Перебирая руками по колесу, Лихарев встал, набрал побольше воздуха в грудь, вспомнил весь запас немецких слов, каким учили его в школе.
— Их бин менш. Дизер канст нихт… не умею.
Удар в живот. Темнота. Белобрысому почему-то нравился именно удар в живот. Володька опять поднялся, стоял, покачиваясь, ела держась на ногах.
Немцы о чем-то заспорили между собой, и белобрысый поостыл. Он дернул Лихарева за плечо, показал в сторону Поповки:
— Weg, weg! Schneller!
Володька покосился на пистолет в руках белобрысого, перелез через кювет и быстро пошел обочиной. Плечи зябко сводило судорогой. Только за кустами терновника он почувствовал себя свободнее. У двора, где пили молоко, его окликнула голенастая девчонка.
— Здорово они вас. Вам дать умыться, дяденька? — Нос у размета бровей весь в золотистых конопушках. Поморщилась.
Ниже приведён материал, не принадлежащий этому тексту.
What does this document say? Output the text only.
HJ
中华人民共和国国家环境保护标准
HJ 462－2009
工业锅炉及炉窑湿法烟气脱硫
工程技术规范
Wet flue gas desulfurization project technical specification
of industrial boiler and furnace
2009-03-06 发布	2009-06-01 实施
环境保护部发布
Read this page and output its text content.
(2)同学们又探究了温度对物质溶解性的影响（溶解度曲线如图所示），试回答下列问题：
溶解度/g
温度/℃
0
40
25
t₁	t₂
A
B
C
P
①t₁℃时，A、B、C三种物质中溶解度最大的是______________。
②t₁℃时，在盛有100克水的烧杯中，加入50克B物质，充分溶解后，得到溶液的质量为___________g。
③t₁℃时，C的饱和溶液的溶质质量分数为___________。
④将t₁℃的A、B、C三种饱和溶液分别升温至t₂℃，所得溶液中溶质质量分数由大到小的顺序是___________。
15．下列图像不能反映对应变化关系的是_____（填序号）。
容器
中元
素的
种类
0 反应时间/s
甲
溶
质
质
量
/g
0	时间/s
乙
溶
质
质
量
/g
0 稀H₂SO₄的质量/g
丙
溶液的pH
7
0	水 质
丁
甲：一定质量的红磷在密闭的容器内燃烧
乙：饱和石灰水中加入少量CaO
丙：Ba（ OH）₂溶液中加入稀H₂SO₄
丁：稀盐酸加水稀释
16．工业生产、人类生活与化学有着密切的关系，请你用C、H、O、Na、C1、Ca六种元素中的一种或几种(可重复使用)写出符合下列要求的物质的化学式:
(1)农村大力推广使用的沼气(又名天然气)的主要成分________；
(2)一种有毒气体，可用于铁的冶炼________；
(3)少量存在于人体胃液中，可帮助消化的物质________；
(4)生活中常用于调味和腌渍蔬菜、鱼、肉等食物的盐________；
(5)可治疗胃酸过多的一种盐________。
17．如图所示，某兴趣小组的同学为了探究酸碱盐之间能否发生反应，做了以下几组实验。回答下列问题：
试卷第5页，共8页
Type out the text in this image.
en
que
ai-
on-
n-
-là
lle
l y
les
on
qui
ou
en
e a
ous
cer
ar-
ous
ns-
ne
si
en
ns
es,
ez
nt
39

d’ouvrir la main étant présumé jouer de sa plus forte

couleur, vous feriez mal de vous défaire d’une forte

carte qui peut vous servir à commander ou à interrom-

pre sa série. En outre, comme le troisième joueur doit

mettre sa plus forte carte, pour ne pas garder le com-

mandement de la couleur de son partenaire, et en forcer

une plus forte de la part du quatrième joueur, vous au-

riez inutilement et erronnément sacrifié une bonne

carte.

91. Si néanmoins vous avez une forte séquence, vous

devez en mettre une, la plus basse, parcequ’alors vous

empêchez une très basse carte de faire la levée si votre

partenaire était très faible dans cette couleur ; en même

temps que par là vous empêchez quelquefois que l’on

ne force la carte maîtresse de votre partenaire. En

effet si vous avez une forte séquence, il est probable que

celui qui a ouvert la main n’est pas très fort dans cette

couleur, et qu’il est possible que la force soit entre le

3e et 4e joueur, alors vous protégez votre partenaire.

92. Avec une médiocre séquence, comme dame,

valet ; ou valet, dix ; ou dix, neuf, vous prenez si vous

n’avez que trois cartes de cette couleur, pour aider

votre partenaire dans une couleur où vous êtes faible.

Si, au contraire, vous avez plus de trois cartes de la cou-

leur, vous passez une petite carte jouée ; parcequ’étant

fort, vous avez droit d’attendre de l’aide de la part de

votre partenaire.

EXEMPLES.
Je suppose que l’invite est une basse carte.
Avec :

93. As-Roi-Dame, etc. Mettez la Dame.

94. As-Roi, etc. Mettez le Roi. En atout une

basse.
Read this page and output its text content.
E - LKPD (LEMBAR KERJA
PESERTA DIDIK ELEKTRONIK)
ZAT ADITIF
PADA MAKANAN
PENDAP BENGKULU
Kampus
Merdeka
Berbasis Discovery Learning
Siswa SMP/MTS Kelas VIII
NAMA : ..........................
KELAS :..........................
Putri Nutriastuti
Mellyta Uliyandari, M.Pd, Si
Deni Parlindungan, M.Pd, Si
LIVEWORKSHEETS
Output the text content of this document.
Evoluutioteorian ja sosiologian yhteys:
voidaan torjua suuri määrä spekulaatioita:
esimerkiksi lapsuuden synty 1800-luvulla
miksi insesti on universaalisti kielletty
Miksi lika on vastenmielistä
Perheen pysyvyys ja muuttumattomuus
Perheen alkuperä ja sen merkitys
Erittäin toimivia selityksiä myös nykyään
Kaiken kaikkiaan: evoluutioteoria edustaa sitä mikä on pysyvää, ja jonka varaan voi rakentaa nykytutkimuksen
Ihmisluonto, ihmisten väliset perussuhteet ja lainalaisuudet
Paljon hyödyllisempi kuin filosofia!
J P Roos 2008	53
Володька усмехнулся разбитыми губами:
— Пожалуй, давай, тетенька.
Девчушка провела его к колодцу во дворе, сбегала, принесла льняное полотенце, достала ледяной воды в бадейке. Володька вымыл лицо, окунул голову в бадейку. Не вытираясь, присел на дубовую колодку.
— Больно?
— Сладко… А теперь попить зачерпни, тетенька.
— Я вам лучше молока и хлеба вынесу.
Подождала, пока тракторист прожует и выпьет, посоветовала:
— Вам уходить нужно. Кинутся искать еще. Вот так прямо и идите кукурузой, а потом подсолнухами. Вам на Хоперку?
— Черкасянский, — Володька помял в руках жесткий рушник, не мог оторвать глаз от конопушек на переносье. — Прощай. Спасибо тебе, тетенька. Авось, встретимся еще. — Вздувшееся иссиня-багровой опухолью лицо тронула насмешливая улыбка.
Кукуруза расступалась и смыкалась за узкими мальчишескими плечами, шелестела за спиной, как шелестит за лодкой вода.
Девчушка влезла на колоду. Нос в конопушках морщился.
Светлые, как осенний родник, глаза потеплели. Спрыгнула с колоды, выхватила изо рта у теленка брошенное полотенце: «Ох, ты ж, идолюка поганый!» Еще раз обернулась на кукурузу, где поплавком мелькала вихрастая голова, и унеслась в хату.
Над хоперским яром небо насупилось. Туча иссиза-черной ладонью просунулась до самого хутора, укрыла тенью курганы, неубранные хлеба в крестцах.
«Туды его в дышло! Как при Николашке», — говорили мужики, глядя на эти крестцы.
Старожилы давно не помнят такой уборочной. Лето на исходе, а хлеба стоят в поле. Районное начальство немецкое посылало циркуляры, наведывалось само, грозило. Но работы выполнялись только для виду. Главная беда: молотить было нечем. Сделали конный привод к молотилке, опробовали, кто-то ночью заложил обломок железа между шестеренками, и привод разорвало. Ахлюстин сконструировал ветродвигатель. Начал еще в июле, после прихода немцев, когда не стало горючего. Больше месяца мучил Алешку и всех в мастерских: клепали, свинчивали. Итальянцы помогли машиной поставить вышку, а ночью вышка рухнула, и все труды — коту под хвост.